Glaucoma is an eye disease that also happens to be the second leading cause of blindness after macular degeneration. It affects the optic nerve, which is the tissue responsible for transmitting visuals images from your eyes to the brain. The back of your eyes makes aqueous humor – a clear fluid that supplies nutrition to the cornea and lens. When created, aqueous humor fills the front part of your eyes before exiting through the cornea and iris. Unfortunately, the blockage of these channels can slowly increase pressure. This gradual build-up of pressure then leads to a damaged optic nerve. If left untreated, glaucoma can cause vision loss before leading to permanent blindness.
Types of glaucoma
While there are different variations of glaucoma, below are the three most common.
- Open-Angle (Chronic) Glaucoma: This form of glaucoma is the most common type and its only symptom is gradual vision loss.
- Angle-Closure (acute) Glaucoma: Not as common as open-angle glaucoma, angle-closure glaucoma occurs when a rapid buildup of fluid escalates into a quick and painful increase of pressure.
- Congenital Glaucoma: A hereditary form of glaucoma, it affects small children or infants. It is caused by a birth defect in their eye’s drainage system.
Glaucoma Risk Factors
When educating yourself about a disease, it’s important to be aware of the risk factors. Especially if they can lead to permanent blindness. While the exact cause of pressure in one’s eye is rarely known, below are possible contributing factors.

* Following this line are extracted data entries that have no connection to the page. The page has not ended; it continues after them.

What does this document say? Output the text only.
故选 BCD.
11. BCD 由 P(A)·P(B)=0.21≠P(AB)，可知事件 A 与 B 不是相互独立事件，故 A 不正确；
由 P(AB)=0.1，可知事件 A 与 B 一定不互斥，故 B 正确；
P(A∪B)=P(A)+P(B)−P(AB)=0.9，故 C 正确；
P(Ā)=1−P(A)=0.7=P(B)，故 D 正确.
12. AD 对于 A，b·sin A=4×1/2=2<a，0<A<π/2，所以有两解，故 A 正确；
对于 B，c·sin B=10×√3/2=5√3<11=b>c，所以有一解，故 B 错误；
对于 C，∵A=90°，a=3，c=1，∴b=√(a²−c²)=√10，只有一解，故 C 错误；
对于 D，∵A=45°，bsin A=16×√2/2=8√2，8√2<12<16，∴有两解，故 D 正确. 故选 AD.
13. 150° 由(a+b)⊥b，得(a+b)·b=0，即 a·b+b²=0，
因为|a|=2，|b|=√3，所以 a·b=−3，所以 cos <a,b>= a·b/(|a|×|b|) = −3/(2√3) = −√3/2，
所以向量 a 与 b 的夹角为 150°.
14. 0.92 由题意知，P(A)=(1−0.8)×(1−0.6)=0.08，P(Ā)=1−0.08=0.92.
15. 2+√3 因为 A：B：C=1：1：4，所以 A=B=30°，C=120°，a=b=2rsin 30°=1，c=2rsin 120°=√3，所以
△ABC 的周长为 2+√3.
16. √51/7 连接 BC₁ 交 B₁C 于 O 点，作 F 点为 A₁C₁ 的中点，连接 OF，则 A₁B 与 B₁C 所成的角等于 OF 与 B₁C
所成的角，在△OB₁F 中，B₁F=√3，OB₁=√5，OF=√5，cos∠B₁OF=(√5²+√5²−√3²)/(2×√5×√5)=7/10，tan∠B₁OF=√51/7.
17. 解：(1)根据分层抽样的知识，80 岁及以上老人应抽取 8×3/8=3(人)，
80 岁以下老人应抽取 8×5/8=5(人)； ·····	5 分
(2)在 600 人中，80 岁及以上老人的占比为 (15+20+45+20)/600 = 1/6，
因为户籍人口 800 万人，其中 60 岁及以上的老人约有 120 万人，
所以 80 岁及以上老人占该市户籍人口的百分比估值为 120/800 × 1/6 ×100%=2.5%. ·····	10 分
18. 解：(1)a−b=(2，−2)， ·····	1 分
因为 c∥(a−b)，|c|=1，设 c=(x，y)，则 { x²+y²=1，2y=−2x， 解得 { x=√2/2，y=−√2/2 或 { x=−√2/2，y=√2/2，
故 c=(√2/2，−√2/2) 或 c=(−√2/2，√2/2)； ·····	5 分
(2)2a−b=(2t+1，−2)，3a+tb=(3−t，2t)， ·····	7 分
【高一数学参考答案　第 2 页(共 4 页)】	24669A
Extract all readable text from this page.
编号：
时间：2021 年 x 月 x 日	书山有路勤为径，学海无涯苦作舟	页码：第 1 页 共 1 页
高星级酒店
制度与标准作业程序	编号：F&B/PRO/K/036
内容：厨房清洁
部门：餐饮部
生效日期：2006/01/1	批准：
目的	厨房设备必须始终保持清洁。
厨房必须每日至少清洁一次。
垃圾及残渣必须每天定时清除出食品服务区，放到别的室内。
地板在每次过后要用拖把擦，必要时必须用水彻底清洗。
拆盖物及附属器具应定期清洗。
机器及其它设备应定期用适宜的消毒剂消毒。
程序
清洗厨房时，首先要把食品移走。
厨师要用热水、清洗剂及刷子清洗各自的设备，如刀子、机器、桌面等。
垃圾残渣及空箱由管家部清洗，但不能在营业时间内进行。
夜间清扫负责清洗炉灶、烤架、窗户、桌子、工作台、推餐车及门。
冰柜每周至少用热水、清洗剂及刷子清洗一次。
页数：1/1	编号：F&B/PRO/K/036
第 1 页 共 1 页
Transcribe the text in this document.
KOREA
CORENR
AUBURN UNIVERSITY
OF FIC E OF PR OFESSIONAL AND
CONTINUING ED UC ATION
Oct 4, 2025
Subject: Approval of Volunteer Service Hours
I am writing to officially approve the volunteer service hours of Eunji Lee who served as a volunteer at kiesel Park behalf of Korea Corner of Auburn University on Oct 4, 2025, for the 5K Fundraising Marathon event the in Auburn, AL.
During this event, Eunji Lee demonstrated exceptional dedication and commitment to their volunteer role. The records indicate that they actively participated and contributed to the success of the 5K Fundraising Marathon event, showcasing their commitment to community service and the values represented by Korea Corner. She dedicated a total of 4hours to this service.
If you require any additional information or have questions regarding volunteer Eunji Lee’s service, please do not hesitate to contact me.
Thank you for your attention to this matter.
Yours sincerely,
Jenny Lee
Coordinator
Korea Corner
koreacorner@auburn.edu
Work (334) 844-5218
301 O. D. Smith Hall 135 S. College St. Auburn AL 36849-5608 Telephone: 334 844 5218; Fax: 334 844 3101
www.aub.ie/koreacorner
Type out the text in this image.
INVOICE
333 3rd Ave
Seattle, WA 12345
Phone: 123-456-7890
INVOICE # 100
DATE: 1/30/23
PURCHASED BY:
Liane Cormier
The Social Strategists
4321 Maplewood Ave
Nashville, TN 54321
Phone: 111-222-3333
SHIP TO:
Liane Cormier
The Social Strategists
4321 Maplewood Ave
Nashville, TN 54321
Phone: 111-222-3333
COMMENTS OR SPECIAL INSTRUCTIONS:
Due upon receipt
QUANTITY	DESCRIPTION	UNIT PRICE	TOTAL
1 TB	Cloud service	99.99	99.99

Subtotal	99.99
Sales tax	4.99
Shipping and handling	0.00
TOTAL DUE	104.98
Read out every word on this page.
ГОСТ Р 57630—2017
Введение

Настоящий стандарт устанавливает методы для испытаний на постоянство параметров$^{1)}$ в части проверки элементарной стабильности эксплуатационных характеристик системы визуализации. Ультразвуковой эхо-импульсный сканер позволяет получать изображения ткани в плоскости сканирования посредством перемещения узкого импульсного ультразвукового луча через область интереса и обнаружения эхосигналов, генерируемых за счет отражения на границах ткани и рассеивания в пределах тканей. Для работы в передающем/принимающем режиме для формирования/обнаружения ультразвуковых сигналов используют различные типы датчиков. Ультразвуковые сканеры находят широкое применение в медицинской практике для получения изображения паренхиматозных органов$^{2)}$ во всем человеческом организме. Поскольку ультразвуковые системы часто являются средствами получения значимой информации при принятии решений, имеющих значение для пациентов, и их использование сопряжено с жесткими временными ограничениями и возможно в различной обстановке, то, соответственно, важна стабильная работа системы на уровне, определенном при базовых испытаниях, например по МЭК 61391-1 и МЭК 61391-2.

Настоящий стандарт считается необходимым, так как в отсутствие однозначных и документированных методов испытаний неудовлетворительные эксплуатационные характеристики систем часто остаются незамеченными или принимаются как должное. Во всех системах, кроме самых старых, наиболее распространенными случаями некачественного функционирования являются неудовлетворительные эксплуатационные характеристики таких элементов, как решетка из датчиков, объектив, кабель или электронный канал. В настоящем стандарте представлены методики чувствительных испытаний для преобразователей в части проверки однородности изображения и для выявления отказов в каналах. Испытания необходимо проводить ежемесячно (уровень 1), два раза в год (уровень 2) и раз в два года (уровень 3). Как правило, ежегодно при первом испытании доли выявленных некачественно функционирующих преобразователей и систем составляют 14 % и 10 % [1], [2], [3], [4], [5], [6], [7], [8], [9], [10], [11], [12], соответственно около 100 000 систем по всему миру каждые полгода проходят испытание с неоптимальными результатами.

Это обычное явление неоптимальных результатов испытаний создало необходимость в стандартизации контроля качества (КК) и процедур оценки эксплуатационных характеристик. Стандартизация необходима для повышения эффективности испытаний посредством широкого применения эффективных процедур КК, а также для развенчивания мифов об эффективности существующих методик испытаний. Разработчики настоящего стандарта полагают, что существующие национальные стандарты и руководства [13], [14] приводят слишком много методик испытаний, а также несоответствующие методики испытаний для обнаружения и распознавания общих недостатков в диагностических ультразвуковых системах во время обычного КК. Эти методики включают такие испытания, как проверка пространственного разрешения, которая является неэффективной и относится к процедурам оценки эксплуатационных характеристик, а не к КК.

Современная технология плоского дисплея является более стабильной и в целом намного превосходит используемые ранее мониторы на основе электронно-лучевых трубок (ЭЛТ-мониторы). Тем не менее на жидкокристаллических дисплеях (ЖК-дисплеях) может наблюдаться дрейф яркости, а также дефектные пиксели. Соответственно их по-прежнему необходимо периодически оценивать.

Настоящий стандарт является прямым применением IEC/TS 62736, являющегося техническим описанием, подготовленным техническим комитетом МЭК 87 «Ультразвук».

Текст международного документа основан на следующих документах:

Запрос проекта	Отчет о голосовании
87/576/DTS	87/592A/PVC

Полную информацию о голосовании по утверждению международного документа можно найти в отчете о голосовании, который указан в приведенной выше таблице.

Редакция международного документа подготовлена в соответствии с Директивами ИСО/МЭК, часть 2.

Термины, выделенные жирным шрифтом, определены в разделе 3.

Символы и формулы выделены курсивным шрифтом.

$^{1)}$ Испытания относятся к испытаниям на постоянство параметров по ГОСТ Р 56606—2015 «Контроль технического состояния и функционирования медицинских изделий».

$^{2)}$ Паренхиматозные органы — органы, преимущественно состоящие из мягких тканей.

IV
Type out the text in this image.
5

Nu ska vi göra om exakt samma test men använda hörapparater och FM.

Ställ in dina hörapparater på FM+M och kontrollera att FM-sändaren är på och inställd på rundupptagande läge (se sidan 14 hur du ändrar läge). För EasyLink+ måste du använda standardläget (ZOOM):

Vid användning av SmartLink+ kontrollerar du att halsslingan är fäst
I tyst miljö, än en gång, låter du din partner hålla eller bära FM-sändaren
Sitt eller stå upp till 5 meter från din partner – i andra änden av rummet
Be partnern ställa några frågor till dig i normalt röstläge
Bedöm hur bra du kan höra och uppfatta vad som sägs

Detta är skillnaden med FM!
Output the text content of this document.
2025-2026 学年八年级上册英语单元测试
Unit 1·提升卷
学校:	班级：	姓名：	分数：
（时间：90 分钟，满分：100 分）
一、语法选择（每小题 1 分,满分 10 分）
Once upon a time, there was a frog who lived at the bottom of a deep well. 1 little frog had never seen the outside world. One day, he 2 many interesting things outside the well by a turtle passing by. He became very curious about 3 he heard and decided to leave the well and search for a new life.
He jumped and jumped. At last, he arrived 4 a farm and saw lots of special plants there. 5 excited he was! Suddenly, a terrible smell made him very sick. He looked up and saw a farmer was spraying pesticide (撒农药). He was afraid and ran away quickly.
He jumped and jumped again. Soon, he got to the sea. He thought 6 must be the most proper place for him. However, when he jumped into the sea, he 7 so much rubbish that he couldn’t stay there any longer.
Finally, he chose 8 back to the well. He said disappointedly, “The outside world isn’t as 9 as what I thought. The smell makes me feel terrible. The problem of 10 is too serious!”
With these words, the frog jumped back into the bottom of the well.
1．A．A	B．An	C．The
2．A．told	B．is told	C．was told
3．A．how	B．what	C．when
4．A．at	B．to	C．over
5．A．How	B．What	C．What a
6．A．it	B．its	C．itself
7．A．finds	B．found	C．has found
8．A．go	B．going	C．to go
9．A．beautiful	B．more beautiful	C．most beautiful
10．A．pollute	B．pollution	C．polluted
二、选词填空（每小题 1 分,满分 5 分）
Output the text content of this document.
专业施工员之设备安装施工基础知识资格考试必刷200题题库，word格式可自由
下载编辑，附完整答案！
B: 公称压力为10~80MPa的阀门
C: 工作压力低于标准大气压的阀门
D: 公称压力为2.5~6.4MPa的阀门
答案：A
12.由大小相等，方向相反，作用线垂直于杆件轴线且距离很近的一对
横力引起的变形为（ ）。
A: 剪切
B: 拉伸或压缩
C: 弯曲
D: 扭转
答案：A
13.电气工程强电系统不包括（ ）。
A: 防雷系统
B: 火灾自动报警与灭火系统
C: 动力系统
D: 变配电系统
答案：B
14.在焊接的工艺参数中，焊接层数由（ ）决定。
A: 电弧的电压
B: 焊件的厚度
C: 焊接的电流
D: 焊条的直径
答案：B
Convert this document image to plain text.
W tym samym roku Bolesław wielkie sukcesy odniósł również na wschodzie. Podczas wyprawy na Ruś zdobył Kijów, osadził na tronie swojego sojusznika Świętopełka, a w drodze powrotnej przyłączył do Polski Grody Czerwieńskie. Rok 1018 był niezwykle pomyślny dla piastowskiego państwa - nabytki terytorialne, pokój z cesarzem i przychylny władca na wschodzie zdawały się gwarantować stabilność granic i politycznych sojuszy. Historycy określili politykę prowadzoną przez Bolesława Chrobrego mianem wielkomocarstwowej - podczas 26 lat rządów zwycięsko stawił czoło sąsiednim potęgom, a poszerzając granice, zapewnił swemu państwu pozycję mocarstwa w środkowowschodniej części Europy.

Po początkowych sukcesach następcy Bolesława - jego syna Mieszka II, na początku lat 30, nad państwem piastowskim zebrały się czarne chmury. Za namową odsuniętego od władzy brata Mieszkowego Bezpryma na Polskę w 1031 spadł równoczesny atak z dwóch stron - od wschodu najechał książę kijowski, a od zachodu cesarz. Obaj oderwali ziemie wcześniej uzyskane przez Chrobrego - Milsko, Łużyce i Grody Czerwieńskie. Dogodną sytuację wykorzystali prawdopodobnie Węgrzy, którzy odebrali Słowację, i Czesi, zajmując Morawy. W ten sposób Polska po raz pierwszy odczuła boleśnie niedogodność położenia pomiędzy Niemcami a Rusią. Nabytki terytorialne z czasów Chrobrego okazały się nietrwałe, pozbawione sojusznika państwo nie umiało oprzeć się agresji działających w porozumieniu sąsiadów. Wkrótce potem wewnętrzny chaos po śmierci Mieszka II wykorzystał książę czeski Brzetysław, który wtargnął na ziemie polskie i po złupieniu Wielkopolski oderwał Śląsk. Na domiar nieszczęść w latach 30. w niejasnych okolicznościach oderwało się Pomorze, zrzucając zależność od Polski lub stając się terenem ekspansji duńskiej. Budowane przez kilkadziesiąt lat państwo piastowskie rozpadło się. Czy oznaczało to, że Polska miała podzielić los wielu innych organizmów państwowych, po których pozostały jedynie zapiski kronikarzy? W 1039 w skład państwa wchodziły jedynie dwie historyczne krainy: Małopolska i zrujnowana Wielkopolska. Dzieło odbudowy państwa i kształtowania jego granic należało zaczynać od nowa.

- Age: As the risk of glaucoma increases with age, those over the age of 60 should ensure that they go for regular and comprehensive eye exams.
- Ethnicity: According to various studies, African-Americans and people of African and Asian descent are at a higher risk of developing the eye disease than their Caucasian counterparts. In fact, for African-Americans, the risk of glaucoma starts at age 40.
- Eye problems: Chronic eye inflammation, thin corneas and any form of physical injury or trauma to the eye can increase pressure.
- Medical health: Individuals with chronic disease such as diabetes, heart disease or even high blood pressure are at an increased risk.
- Prescription drugs: While they’re meant to provide eye relief, prolonged use of corticosteroid eye medicine can actually increase the risk.
As mentioned, eye exams are incredibly vital if you’re looking to pick up any significant changes in your vision.
While there are rarely any signs and symptoms associated with glaucoma, it is advisable to consult an ophthalmologist (eye doctor) if your blurry vision is accompanied by the following symptoms;
- eye pain
- redness in the eye
- sudden vision disturbances
- seeing colored rings around lights
During the eye exam, the ophthalmologist is likely to perform tests that will examine your optic nerve, cornea, vision (peripheral, side and central) as well as the eye’s internal pressure.
Unfortunately, there still remains no cure for this particular eye disease. That being said, the purpose of treatment is to reduce the pressure on the eye and prevent any additional loss of vision.
Treatment often takes the form of eye drops or pills and in some severe cases, surgery. Surgery is done to create a drainage path for the fluid or remove any tissues that are encouraging the fluid buildup. In regards to diet, it is advisable to consume healthy eye-foods. This includes bright foods rich in antioxidants such as carrots, blueberries, oranges, and broccoli. Be sure to stay clear of sugar and alcohol.
The bottom line
While glaucoma can’t be cured, it can still be manageable and having an annual eye test can help to ensure that it doesn’t progress and cause permanent blindness.